The council unanimously approved an innovative joint proposal by the Sonoma Humane Society and Petaluma Animal Services Foundation to take over those functions in Healdsburg, following the demise of the city's independently-run Healdsburg Animal Shelter last summer.
"The outcome is great. Both have stellar backgrounds and track records," said Mayor Susan Jones.
"It's clear the animals of Healdsburg will get a level of care the citizens of Healdsburg want them to get," said Councilman Tom Chambers.
He referred to the $235,000 annual contract approved between the city and the two groups as "a little more money," but said constituents "have made it very clear we want to invest in this."
One important aspect of the arrangement for council members is that citizens will have the ability to surrender or adopt animals, be reunited with lost animals and pay for licensing without having to travel outside the city.
In the past five months, Sonoma County Animal Care and Control, headquartered near the Sonoma County Airport, has served Healdsburg in the absence of a local shelter.
The Sonoma Humane Society will have a trailer and a mobile adoption unit stationed during the day in Healdsburg, while Petaluma Animal Services Foundation will provide animal control — although with a Healdsburg-based officer branded as such.
Still unresolved is the fate of the nearly completed new animal shelter building which has been languishing for two years after the general contractor went bankrupt and a lawsuit ensued.
But the directors of the Healdsburg Animal Shelter, which built the unfinished shelter on Bacchus Landing Way, have agreed to allow the Humane Society to use the property for their trailer and adoption unit.
That could be in place in as soon as six weeks, said Kiska Icard, executive director of the Humane Society.
In June, after more than 50 years in existence, the Healdsburg Animal Shelter shut its doors and dismissed its nine employee workforce, citing a lack of money and a fruitless appeal for community funding.
The demise of the organization followed a tumultuous period with rapid turnover of executive directors, infighting on the board of directors, and inability to finish the $3.5 million shelter, which became the object of a lawsuit alleging construction and design deficiencies.
The new shelter off Westside Road, across from the cramped 1960 facility next to the city's corporation yard, was financed almost entirely by the estate of the late vintner Rodney Strong and his wife Charlotte.
It is uncertain how much money it will take to enable occupancy of the building, Bob Wilke, secretary-treasurer for the board of the Healdsburg Animal Shelter, said Monday.

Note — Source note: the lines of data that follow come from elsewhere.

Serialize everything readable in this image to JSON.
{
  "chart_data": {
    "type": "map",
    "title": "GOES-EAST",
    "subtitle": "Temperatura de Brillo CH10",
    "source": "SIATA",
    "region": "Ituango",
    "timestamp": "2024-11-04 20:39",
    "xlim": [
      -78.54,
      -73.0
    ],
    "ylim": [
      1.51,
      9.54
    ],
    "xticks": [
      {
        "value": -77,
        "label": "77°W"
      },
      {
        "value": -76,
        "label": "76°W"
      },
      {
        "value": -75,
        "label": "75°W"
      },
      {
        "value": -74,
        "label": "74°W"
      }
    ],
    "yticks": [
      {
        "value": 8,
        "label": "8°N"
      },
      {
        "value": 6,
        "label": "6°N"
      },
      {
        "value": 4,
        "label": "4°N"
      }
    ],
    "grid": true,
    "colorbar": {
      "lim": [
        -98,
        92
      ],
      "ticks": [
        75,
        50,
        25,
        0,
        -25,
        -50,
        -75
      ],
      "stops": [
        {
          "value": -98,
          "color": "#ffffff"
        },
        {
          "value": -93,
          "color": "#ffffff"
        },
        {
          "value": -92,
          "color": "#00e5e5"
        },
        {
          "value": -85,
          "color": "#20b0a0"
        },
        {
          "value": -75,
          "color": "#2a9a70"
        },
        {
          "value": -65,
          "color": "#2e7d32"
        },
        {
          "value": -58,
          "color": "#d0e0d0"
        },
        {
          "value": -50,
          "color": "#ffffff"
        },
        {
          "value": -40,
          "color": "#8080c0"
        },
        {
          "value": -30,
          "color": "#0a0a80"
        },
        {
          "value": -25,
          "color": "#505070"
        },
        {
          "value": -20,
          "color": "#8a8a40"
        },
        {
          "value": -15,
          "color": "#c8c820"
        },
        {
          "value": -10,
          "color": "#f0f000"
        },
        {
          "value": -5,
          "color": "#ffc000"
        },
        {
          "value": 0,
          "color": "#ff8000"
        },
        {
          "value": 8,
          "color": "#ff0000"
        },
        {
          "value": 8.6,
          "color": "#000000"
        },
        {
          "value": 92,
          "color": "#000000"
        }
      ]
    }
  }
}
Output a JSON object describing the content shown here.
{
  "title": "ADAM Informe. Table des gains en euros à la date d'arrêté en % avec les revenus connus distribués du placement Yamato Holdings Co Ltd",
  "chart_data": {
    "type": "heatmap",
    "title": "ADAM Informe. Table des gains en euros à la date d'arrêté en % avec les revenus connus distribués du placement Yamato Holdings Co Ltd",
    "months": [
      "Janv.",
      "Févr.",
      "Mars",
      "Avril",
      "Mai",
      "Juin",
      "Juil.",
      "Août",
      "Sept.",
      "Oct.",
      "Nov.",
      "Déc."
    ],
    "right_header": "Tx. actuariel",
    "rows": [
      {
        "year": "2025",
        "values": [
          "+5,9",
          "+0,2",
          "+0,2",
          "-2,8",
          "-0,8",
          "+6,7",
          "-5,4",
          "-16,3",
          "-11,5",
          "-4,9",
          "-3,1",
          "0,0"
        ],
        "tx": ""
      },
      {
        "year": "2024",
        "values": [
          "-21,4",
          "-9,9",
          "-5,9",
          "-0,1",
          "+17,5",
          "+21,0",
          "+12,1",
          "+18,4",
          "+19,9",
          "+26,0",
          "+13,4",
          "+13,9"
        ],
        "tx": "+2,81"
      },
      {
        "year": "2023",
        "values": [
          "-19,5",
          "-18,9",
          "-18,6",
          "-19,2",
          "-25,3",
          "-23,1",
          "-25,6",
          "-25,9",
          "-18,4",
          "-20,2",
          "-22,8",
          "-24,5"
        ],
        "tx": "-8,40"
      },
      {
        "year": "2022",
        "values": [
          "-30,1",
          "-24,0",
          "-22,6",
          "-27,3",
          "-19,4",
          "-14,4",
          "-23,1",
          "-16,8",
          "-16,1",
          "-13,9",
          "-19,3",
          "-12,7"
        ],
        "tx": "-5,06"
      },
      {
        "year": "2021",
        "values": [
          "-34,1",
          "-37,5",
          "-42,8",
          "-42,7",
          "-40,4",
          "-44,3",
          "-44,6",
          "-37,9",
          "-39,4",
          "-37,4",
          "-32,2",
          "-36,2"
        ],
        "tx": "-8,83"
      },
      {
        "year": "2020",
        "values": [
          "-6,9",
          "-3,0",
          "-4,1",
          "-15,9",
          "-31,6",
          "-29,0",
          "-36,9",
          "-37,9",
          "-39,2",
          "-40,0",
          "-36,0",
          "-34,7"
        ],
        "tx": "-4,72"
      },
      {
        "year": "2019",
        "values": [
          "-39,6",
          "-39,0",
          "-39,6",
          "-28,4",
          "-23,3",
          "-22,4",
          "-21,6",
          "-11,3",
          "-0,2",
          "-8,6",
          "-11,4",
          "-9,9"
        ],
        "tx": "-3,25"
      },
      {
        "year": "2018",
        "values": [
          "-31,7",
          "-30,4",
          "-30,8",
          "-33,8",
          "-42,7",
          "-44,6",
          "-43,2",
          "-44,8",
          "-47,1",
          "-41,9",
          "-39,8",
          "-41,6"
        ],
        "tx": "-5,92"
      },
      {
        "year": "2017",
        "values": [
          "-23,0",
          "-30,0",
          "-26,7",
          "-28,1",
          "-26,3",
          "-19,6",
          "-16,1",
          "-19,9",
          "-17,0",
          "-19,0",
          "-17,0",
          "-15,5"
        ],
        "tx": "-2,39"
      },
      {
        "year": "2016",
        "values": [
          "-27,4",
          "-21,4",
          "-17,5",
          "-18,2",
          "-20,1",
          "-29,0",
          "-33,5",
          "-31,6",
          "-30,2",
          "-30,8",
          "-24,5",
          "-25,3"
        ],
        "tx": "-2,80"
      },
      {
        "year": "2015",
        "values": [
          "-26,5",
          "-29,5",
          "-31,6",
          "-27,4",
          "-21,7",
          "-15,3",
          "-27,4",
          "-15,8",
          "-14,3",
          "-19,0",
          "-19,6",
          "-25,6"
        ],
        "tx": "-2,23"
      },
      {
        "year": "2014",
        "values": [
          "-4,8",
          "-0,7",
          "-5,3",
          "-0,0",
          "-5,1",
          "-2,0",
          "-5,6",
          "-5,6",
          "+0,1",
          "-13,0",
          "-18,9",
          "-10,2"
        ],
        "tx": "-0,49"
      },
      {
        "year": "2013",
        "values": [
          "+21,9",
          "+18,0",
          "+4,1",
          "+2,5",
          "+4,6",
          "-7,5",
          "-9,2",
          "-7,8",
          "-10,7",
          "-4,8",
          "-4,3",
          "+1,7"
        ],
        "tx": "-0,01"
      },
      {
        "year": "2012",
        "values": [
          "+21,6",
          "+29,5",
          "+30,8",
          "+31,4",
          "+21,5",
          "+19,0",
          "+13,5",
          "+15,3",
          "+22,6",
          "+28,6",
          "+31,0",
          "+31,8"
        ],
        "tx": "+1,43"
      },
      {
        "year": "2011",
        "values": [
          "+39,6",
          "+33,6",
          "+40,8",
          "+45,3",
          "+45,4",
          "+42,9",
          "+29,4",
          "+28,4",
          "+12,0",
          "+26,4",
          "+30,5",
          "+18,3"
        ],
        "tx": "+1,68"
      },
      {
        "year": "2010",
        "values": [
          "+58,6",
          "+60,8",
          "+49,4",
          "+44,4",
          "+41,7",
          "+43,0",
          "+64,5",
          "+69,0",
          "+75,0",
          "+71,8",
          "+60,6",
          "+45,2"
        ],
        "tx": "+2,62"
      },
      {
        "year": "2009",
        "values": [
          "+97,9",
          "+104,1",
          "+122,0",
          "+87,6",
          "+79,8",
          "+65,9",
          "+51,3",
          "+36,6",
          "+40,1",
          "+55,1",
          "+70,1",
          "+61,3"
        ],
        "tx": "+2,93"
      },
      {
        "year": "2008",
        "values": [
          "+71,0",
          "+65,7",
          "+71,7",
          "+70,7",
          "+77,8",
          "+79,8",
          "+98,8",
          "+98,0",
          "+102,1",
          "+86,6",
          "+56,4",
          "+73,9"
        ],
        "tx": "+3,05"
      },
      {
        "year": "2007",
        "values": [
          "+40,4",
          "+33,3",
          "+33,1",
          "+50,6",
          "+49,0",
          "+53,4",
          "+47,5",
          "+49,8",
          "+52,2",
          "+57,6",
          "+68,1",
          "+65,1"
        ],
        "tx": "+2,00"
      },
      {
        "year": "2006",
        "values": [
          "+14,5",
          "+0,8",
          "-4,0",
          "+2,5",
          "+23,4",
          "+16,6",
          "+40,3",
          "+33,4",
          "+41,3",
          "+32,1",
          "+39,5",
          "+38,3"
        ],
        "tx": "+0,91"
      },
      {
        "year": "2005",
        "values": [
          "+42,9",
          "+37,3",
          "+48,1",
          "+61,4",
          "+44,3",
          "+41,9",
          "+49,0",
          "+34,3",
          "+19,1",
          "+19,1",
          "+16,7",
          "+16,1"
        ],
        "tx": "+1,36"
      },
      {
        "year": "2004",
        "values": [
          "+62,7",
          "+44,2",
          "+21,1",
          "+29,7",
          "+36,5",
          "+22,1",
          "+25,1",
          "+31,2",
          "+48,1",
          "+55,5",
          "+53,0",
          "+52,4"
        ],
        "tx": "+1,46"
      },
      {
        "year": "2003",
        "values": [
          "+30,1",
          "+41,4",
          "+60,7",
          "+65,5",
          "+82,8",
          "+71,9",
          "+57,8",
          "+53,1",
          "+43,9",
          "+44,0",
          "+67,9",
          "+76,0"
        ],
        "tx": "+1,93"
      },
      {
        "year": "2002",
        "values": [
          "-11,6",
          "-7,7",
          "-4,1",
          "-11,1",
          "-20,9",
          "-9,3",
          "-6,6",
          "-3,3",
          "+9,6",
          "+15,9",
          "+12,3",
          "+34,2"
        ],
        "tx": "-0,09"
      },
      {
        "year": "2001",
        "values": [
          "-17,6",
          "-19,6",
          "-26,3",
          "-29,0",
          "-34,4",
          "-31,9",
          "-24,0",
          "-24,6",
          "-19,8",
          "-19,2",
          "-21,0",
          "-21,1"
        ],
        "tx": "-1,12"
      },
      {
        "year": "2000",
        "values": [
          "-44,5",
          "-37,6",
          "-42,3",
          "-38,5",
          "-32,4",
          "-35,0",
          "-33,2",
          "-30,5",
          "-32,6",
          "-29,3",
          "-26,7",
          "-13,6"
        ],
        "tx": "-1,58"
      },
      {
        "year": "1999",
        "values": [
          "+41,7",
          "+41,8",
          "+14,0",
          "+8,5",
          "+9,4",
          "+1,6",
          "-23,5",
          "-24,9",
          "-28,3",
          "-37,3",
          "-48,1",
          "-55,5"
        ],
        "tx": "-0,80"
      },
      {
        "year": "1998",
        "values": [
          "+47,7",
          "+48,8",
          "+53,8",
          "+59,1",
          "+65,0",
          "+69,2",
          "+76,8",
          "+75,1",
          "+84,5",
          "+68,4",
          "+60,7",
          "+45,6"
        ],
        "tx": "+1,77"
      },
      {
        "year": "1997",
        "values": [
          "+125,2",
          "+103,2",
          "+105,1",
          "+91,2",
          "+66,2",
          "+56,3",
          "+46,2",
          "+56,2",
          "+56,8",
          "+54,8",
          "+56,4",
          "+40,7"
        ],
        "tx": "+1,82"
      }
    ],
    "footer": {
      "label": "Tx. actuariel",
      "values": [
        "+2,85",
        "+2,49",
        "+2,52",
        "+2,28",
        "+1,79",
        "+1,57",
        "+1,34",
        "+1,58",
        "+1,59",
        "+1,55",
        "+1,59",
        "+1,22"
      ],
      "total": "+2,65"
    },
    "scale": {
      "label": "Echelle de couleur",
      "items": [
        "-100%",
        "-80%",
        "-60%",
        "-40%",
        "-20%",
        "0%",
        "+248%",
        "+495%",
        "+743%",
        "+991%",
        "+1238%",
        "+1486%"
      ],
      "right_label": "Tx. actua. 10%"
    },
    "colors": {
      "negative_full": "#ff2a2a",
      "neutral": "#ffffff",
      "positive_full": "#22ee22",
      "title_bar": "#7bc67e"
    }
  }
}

He said it depends on the building's intended use, whether it is modified for administrative uses, or employed as an animal shelter.
"We've already stepped away from making a decision on how the building should be modified," he said.
The lawsuit remains in settlement discussions, he said, adding that it's moved "at glacial speed," but "we hope to settle in reasonably short time."
Animal welfare advocates and those involved in the new contract were excited about the joint arrangement between the two organizations.